Medical cannabis has lost one its greatest allies in Jeff Ditchfield, who sadly passed away this week. A friend of the Seedsman team, Jeff helped thousands of patients access medical cannabis via his organisation Bud Buddies, and has also been influential in propelling research into the anti-cancer properties of cannabinoids.
Jeff Ditchfield: A Cannabis Freedom Fighter
Despite not being much of a cannabis user himself during his 20s and 30s, Jeff Ditchfield discovered his calling in the year 2000 when a friend of his who suffered from multiple sclerosis was robbed at knifepoint while buying weed to treat her condition. Appalled that someone with such an illness should have to go to such dangerous lengths to obtain their medication, Jeff decided to start growing pot so that his friend could access her supply safely.
Starting with no experience, Jeff taught himself the ins and outs of cannabis cultivation, and before long he had become a vital source of safe, high-quality bud for large numbers of patients. It was at this point that he decided to open the Beggars Belief café in Rhyl, North Wales, which served as a base for the Bud Buddies medical cannabis club.
A room attached to the main café provided a members’ area where Bud Buddies members could obtain their supply, all free of charge. At a time when medical cannabis wasn’t even on the political agenda in the UK, Jeff Ditchfield provided a lifeline for huge numbers of people who came to rely on his expertise and generosity.
Never afraid to ruffle a few feathers, Jeff was often outspoken, sometimes abrasive, and always a visible presence at rallies and protests, where he could be seen handing out cannabis oil to other demonstrators and those in need. Always putting others before himself, his commitment to overhauling the injustice of prohibition regularly led him into compromising situations, yet he never flinched in his dedication to the cause.
Predictably, however, Jeff’s selflessness wasn’t appreciated by the authorities, and in 2004 he found himself on trial for cannabis possession with intent to supply. He was found not guilty after using the ‘defence of necessity’ argument, which holds that his actions were essential to the prevention of greater harm.
The Attorney General then appealed the judge’s decision, and in 2007 Jeff Ditchfield was found guilty and sentenced to 300 hours of community service. It was at this time that he decided to move the bulk of Bud Buddies’ operations to Spain, where less stringent laws enabled a little more wiggle room when it came to medical cannabis.
Jeff Ditchfield: Research Pioneer
In Spain, Jeff Ditchfield formed a partnership with a team of scientists at the Universidad Complutense de Madrid, which has become renowned for its medical cannabis research. In particular, the university has produced a number of breakthrough studies regarding the anti-cancer properties of THC and other cannabinoids, and in 2015 Bud Buddies helped to finance a major research project into the efficacy of whole plant extracts for the treatment of cancer.

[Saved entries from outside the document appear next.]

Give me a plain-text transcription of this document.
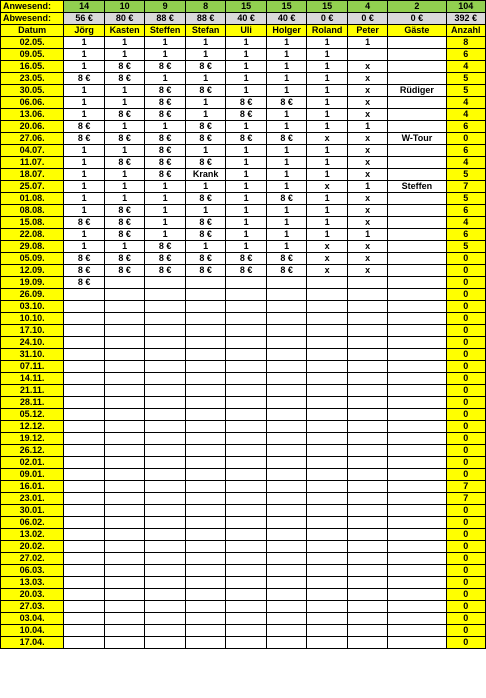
Anwesend:	14	10	9	8	15	15	15	4	2	104
Abwesend:	56 €	80 €	88 €	88 €	40 €	40 €	0 €	0 €	0 €	392 €
Datum	Jörg	Kasten	Steffen	Stefan	Uli	Holger	Roland	Peter	Gäste	Anzahl
02.05.	1	1	1	1	1	1	1	1		8
09.05.	1	1	1	1	1	1	1			6
16.05.	1	8 €	8 €	8 €	1	1	1	x		4
23.05.	8 €	8 €	1	1	1	1	1	x		5
30.05.	1	1	8 €	8 €	1	1	1	x	Rüdiger	5
06.06.	1	1	8 €	1	8 €	8 €	1	x		4
13.06.	1	8 €	8 €	1	8 €	1	1	x		4
20.06.	8 €	1	1	8 €	1	1	1	1		6
27.06.	8 €	8 €	8 €	8 €	8 €	8 €	x	x	W-Tour	0
04.07.	1	1	8 €	1	1	1	1	x		6
11.07.	1	8 €	8 €	8 €	1	1	1	x		4
18.07.	1	1	8 €	Krank	1	1	1	x		5
25.07.	1	1	1	1	1	1	x	1	Steffen	7
01.08.	1	1	1	8 €	1	8 €	1	x		5
08.08.	1	8 €	1	1	1	1	1	x		6
15.08.	8 €	8 €	1	8 €	1	1	1	x		4
22.08.	1	8 €	1	8 €	1	1	1	1		6
29.08.	1	1	8 €	1	1	1	x	x		5
05.09.	8 €	8 €	8 €	8 €	8 €	8 €	x	x		0
12.09.	8 €	8 €	8 €	8 €	8 €	8 €	x	x		0
19.09.	8 €									0
26.09.										0
03.10.										0
10.10.										0
17.10.										0
24.10.										0
31.10.										0
07.11.										0
14.11.										0
21.11.										0
28.11.										0
05.12.										0
12.12.										0
19.12.										0
26.12.										0
02.01.										0
09.01.										0
16.01.										7
23.01.										7
30.01.										0
06.02.										0
13.02.										0
20.02.										0
27.02.										0
06.03.										0
13.03.										0
20.03.										0
27.03.										0
03.04.										0
10.04.										0
17.04.										0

Meanwhile, the organisation continued to assist patients in the UK, focusing primarily on children with cancer. In 2018, Jeff was arrested once again for cannabis possession in London, but saw all charges against him dropped after he claimed that he intended to supply the medicine to the parents of terminally ill child.
Throughout, Jeff maintained that his main objective was to empower patients to find new ways to access medical cannabis without having to turn to street drugs. Teaching people to grow their own supply was therefore always high on his list of priorities, and in 2014 he published The Medical Cannabis Guidebook. Widely regarded as the definitive manual on cannabis cultivation, the book continues to enable people around the world to obtain their medication in a safe and sustainable manner.
As the cannabis community mourns the loss of a true trailblazer, it is comforting to remember that through his writing, his activism and his contributions to scientific research, Jeff Ditchfield has created a legacy that millions will benefit from for years to come.